With reference to the Registration Statement on Form S-8 (the “Registration Statement”) to be filed with the Securities and Exchange Commission pursuant to the Securities Act of 1933, as amended, on May 1, 2007 by Insituform Technologies, Inc., a Delaware corporation (the “Company”), pertaining to the proposed issuance by the Company of up to Seven Hundred Fifty Thousand (750,000) shares of the Company’s Class A common stock, $0.01 par value (the “Shares”), pursuant to the Plan, we have examined such corporate records of the Company, such laws and such other information as we have deemed relevant, including the Company’s Restated Certificate of Incorporation, as amended, the Amended and Restated By-Laws, resolutions adopted by the Board of Directors relating to such issuance, certificates received from state officials, and statements we have received from officers and representatives of the Company.
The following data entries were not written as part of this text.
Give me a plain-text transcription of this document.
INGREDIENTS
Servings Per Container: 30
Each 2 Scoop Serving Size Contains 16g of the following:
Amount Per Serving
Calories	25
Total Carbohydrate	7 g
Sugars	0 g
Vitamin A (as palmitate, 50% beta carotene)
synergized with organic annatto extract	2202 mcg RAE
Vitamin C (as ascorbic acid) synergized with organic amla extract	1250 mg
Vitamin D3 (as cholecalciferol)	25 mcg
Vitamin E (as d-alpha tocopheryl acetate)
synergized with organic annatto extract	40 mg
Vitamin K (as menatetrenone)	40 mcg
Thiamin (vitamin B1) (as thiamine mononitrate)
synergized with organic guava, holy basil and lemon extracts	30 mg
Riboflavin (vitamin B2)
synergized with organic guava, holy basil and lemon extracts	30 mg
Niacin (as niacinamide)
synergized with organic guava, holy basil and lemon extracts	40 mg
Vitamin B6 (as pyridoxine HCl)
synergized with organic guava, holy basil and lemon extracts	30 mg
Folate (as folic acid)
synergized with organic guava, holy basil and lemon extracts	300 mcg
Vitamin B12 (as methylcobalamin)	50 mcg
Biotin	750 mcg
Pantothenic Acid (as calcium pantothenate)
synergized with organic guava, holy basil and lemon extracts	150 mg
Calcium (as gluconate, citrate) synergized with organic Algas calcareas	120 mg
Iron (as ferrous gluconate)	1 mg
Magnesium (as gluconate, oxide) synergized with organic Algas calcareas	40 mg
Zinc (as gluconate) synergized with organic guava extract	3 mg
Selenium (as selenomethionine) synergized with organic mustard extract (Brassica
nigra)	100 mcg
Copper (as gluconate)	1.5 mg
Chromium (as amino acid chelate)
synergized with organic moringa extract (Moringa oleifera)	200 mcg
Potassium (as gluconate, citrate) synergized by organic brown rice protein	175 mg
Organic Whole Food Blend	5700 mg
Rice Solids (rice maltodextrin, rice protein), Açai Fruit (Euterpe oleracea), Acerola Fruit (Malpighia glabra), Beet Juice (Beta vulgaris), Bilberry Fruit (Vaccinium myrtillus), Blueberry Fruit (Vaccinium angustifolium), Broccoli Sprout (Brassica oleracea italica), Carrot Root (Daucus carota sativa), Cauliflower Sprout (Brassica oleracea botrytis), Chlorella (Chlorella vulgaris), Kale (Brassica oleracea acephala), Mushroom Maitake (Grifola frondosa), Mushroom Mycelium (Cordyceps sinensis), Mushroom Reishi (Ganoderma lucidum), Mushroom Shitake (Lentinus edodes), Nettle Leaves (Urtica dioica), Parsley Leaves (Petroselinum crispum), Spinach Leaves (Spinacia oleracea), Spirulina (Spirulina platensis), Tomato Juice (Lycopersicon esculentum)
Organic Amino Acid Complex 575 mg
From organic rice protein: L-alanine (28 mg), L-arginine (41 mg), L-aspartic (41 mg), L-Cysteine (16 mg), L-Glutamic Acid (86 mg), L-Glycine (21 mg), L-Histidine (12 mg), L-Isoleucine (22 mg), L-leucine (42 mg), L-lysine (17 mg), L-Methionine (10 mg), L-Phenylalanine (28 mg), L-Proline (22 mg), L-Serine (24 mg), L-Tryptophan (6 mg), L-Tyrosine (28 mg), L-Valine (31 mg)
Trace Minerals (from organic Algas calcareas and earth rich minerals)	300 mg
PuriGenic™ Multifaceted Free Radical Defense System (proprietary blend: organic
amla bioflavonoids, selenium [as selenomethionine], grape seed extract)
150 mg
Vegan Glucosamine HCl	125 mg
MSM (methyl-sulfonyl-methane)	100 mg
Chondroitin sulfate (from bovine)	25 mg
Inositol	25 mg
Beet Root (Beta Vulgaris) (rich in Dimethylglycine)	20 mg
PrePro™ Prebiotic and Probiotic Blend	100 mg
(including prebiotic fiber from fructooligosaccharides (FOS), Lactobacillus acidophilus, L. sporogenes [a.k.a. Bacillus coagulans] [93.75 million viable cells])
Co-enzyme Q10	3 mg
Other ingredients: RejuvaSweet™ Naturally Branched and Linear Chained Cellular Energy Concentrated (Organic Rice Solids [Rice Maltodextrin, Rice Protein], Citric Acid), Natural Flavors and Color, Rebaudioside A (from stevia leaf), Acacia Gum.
In delivering this opinion, we have assumed the genuineness of all signatures, the authenticity of all documents submitted to us as originals, the conformity to the originals of all documents submitted to us as certified, photostatic or conformed copies, the authenticity of originals of all such latter documents, and the correctness of statements submitted to us by officers and representatives of the Company.
 
Based solely on the foregoing, we are of the opinion that the Shares to be issued by the Company pursuant to the Plan have been duly authorized and, when issued by the Company in accordance with the provisions of the Plan, will be legally issued, fully paid and non-assessable.
 
We consent to the filing of this opinion as an exhibit to the Registration Statement. We further consent to the filing of copies of this opinion with agencies of such states and other jurisdictions as you deem necessary in the course of complying with the laws of the states and jurisdictions regarding the sale and issuance of the Shares in accordance with the Registration Statement.